Fuzzing sends many crafted or wordlist-based inputs to find crashes, errors, or hidden behavior. In web testing, the most common kinds are content discovery (finding hidden paths and files) and parameter discovery (finding undocumented inputs). The signal is usually a response status or length that differs from the baseline.

Directory and file discovery (and dedicated tools)

Hidden admin panels, backup files (.bak, .old), and config files are common finds. You can fuzz paths with Intruder against a wordlist, but for this specific task dedicated tools are much faster: feroxbuster and gobuster are built for content discovery and outpace Burp Community's throttled Intruder. Use Burp when you need its session handling or want everything in one place; use feroxbuster/gobuster for raw speed on directory brute forcing.

Parameter and header fuzzing

Applications often accept parameters that are not in any documentation or form. Parameter fuzzing tries a wordlist of parameter names to see which ones change the response, revealing hidden functionality (the Param Miner extension automates this). Header fuzzing tests custom and security-relevant headers: X-Forwarded-For manipulation, and Host header attacks that can poison password-reset links or cache. These hidden inputs are frequently where the interesting bugs hide.

Wordlists and Turbo Intruder

SecLists is the essential collection of wordlists: different lists for directory brute forcing, parameter names, usernames, and passwords. Choosing the right list for the task matters more than list size. Turbo Intruder is a Burp extension that runs Intruder-style attacks at high speed via a short Python script, the standard way to get speed in Community. For pure content discovery, though, feroxbuster is often the simplest fast option.
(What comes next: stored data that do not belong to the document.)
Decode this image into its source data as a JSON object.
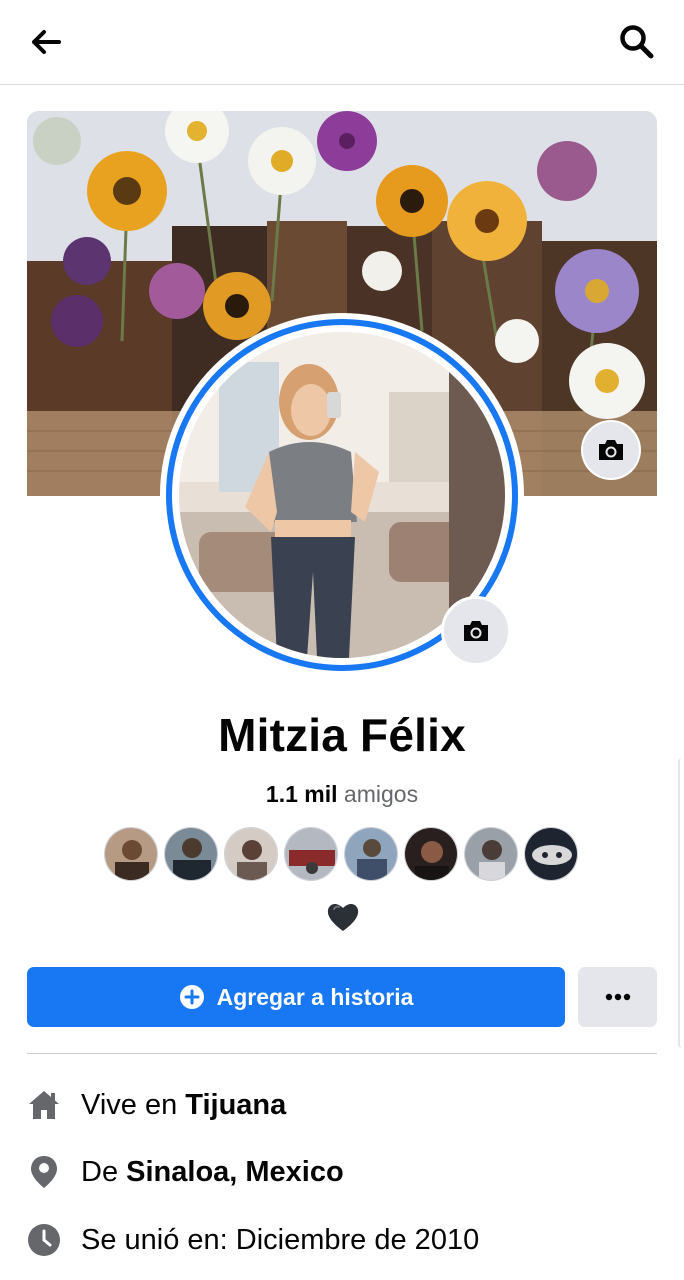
{
  "topbar": {
    "back_icon": "arrow-left-icon",
    "search_icon": "search-icon"
  },
  "cover": {
    "camera_icon": "camera-icon"
  },
  "profile": {
    "name": "Mitzia Félix",
    "friends_count": "1.1 mil",
    "friends_label": "amigos",
    "bio_emoji": "🖤",
    "avatar_camera_icon": "camera-icon"
  },
  "friend_avatars": [
    {
      "bg": "#7a5a3a"
    },
    {
      "bg": "#3b4a55"
    },
    {
      "bg": "#b89a8a"
    },
    {
      "bg": "#8b3a3a"
    },
    {
      "bg": "#5a6f8a"
    },
    {
      "bg": "#2a2020"
    },
    {
      "bg": "#6a7078"
    },
    {
      "bg": "#1e2430"
    }
  ],
  "actions": {
    "add_story_label": "Agregar a historia",
    "more_icon": "more-dots-icon"
  },
  "details": {
    "lives_prefix": "Vive en ",
    "lives_city": "Tijuana",
    "from_prefix": "De ",
    "from_place": "Sinaloa, Mexico",
    "joined": "Se unió en: Diciembre de 2010"
  },
  "colors": {
    "accent": "#1877f2",
    "secondary_text": "#65676b",
    "button_gray": "#e4e6eb"
  }
}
Lab: discover a hidden admin endpoint

Use a PortSwigger lab.

  1. 1

    1. Pick a lab with hidden content (or an access-control lab with an unlinked admin path).

  2. 2

    2. Send a request for a path to Intruder, mark the path segment as the position, and load a SecLists directory wordlist.

  3. 3

    3. Run the attack and sort by status/length; a 200 or 302 among many 404s is your hidden endpoint.

  4. 4

    4. Confirm by browsing to it. Note how feroxbuster would do the same faster outside Burp.

Quick Check

For raw-speed directory brute forcing, why might you reach for feroxbuster instead of Burp Community Intruder?

Pick the best reason.

Common mistakes only experienced testers catch

Using a giant wordlist when a targeted one would do. Ignoring 302/401/403 responses, which often reveal protected-but-present paths. Forgetting parameter and header fuzzing entirely (where many bugs hide). Fighting Community's throttle instead of using Turbo Intruder or feroxbuster. Fuzzing a real target without authorization. Not baselining the normal response, so you cannot tell what is an outlier.